MONTREAL—A systematic review of urate-lowering therapy (ULT) studies in patients with chronic kidney disease (CKD) suggests the treatment may significantly improve renal and cardiovascular outcomes.
Patient in the five long-term, randomized, controlled trials (RCTs) who received allopurinol experienced a small but significant improvement in their estimated glomerular filtration rates (eGFRs) compared with those who were on placebo or usual treatment. The researchers also identified trends toward reduction of blood pressure and proteinuria favoring allopurinol.
“These results raise some interesting questions,” lead author Tahir Kanji told Renal & Urology News at the Canadian Society of Nephrology’s 2013 annual meeting, where he and his co-investigators presented the results in poster form. “Are these drugs actually renoprotective or is the eGFR improvement due to alternative explanations such as hemodynamic mechanisms?”
Kanji, a medical student at McMaster University, Hamilton, Ontario, noted this is a “hot” area of research right now, and a large trial will be presented by Takeda researchers at Kidney Week 2013 meeting this November.
He conducted the systematic review with Mandark Gandhi, another medical student, under the supervision of nephrology professor Robert Yang, MD. They used Medline, Embase, Central and Web of Science to find RCTs published up to September 2012.
Twelve RCTs published in peer-reviewed journals fit their criteria of focusing on patients with stages 3-5 CKD and comparing a form of ULT to placebo, usual care, or another ULT. The most commonly used therapy in the treatment arms was allopurinol; benzbromarone, losartan, amlodipine, and rasburicase were also studied. The comparators were placebo, usual therapy, no treatment, and in some cases enalapril or tertatolol.

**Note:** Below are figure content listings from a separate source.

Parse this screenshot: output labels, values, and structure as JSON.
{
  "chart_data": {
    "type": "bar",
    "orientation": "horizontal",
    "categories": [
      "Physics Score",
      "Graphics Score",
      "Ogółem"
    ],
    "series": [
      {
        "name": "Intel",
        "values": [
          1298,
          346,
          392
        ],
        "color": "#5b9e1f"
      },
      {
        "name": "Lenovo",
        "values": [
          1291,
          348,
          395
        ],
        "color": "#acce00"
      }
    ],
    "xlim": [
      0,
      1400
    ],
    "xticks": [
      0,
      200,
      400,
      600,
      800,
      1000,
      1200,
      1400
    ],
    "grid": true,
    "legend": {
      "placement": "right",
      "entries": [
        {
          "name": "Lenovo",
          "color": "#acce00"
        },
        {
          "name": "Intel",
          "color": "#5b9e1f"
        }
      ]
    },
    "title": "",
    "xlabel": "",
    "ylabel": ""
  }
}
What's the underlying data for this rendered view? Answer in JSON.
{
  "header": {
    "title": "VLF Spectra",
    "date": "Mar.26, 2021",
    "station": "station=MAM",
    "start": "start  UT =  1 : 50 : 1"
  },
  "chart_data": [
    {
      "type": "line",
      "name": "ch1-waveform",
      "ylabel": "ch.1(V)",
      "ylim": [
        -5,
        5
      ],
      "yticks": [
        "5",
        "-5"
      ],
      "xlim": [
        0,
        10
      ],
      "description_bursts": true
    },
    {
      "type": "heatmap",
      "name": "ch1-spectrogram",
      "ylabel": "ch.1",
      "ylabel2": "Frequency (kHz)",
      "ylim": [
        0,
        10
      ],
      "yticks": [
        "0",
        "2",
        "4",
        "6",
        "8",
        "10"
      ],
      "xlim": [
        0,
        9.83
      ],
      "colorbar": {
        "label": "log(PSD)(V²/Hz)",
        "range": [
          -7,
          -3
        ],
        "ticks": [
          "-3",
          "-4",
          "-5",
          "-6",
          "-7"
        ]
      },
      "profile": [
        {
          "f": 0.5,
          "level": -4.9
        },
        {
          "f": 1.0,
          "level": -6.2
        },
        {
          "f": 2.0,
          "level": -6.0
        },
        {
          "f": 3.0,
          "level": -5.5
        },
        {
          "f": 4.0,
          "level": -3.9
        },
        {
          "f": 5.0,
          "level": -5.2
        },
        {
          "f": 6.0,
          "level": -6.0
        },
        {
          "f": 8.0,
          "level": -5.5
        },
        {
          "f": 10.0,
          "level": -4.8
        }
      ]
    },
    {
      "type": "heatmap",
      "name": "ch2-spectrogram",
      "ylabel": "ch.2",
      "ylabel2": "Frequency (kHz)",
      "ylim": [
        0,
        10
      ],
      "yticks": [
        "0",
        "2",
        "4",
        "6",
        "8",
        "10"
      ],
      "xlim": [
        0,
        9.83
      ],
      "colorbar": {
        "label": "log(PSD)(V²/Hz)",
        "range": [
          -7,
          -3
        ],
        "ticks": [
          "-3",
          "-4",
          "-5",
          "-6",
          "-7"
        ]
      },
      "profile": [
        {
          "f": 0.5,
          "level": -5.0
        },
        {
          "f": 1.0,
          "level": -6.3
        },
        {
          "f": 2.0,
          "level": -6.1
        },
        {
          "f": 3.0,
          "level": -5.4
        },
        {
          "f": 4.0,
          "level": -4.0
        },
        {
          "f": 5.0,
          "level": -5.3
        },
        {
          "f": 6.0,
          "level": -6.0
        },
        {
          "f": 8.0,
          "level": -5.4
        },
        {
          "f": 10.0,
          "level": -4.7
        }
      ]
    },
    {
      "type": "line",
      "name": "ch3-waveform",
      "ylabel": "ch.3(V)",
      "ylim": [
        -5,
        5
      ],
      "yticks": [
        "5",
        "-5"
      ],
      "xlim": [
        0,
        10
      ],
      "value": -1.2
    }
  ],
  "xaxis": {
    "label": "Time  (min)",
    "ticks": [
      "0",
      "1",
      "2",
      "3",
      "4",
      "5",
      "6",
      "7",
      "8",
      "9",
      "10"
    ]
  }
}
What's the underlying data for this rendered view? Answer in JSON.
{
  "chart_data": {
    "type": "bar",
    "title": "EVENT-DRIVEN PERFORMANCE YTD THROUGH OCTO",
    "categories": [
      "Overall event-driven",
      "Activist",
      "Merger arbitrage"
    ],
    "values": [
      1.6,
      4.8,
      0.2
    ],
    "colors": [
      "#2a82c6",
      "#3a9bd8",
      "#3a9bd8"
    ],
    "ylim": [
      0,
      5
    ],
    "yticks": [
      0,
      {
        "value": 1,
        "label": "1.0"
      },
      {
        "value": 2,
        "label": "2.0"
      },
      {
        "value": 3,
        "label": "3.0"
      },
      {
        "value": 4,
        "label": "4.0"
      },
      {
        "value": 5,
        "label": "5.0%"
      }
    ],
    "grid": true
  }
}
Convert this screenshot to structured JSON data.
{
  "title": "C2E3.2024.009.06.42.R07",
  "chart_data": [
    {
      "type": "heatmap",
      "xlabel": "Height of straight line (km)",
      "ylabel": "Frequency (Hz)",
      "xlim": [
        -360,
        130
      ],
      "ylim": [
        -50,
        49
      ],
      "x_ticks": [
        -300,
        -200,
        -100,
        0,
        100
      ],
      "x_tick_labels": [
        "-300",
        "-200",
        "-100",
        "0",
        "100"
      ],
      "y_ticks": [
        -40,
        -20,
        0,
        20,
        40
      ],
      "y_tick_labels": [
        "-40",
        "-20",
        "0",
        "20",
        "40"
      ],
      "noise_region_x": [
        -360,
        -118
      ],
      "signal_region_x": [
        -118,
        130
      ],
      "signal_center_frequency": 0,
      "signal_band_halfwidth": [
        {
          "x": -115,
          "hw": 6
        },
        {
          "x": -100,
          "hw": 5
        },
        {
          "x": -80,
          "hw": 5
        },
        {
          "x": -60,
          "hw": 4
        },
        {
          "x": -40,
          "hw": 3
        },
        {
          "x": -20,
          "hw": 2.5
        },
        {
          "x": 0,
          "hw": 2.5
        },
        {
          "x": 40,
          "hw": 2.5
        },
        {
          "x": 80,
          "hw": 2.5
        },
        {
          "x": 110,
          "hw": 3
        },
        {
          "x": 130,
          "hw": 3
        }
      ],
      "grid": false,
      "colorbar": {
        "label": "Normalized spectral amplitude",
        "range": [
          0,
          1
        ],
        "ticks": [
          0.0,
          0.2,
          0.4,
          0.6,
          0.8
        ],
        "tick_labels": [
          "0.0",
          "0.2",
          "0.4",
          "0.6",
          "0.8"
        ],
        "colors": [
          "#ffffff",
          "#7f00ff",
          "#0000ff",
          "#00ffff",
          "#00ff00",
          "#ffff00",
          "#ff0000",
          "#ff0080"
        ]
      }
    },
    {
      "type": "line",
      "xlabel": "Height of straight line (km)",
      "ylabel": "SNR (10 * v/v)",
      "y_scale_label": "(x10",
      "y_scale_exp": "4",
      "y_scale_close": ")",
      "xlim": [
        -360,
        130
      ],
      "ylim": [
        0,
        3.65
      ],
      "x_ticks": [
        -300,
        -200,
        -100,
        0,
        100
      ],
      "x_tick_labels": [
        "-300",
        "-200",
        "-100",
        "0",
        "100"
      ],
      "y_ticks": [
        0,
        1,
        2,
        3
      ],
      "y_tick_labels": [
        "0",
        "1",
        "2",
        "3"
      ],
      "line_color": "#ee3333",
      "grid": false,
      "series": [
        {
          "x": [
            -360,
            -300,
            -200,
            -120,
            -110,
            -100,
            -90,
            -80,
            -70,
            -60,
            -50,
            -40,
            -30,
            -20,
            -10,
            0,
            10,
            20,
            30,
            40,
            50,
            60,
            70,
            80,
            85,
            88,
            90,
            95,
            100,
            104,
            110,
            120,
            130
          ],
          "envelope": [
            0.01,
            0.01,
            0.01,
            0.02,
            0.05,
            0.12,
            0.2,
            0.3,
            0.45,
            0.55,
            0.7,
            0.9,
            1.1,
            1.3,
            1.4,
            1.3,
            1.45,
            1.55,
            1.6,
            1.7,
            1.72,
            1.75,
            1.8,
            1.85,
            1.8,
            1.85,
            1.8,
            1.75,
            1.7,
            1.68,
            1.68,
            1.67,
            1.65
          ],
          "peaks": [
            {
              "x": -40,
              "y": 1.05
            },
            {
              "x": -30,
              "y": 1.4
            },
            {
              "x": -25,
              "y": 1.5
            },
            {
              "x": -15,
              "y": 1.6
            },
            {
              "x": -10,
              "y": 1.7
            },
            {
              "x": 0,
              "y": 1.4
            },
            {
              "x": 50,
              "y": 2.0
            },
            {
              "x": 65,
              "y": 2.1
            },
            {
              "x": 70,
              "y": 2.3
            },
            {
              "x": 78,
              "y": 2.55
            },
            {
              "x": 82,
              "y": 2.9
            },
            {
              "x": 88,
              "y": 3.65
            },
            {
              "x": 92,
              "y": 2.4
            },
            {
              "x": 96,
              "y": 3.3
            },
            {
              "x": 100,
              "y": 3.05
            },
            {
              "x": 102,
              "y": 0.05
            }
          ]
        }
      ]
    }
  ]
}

The team found a potential for bias in many of the studies. “This makes our results somewhat less reliable,” Kanji noted.
They used Forest plots to visually display the effects of ULT in the RCTs individually and collectively. The plot of eGFR revealed that ULT significantly enhanced eGFR, by 3.17 mL/min/1.73 m2. As expected, they found a significant reduction in serum uric acid favoring allopurinol.
“The implication of our research is that a larger RCT needs to be conducted,” Kanji said. “Our meta-analysis is suggestive of a possible pathogenic role of uric acid and benefits from uric-acid lowering, but more evidence is definitely needed.”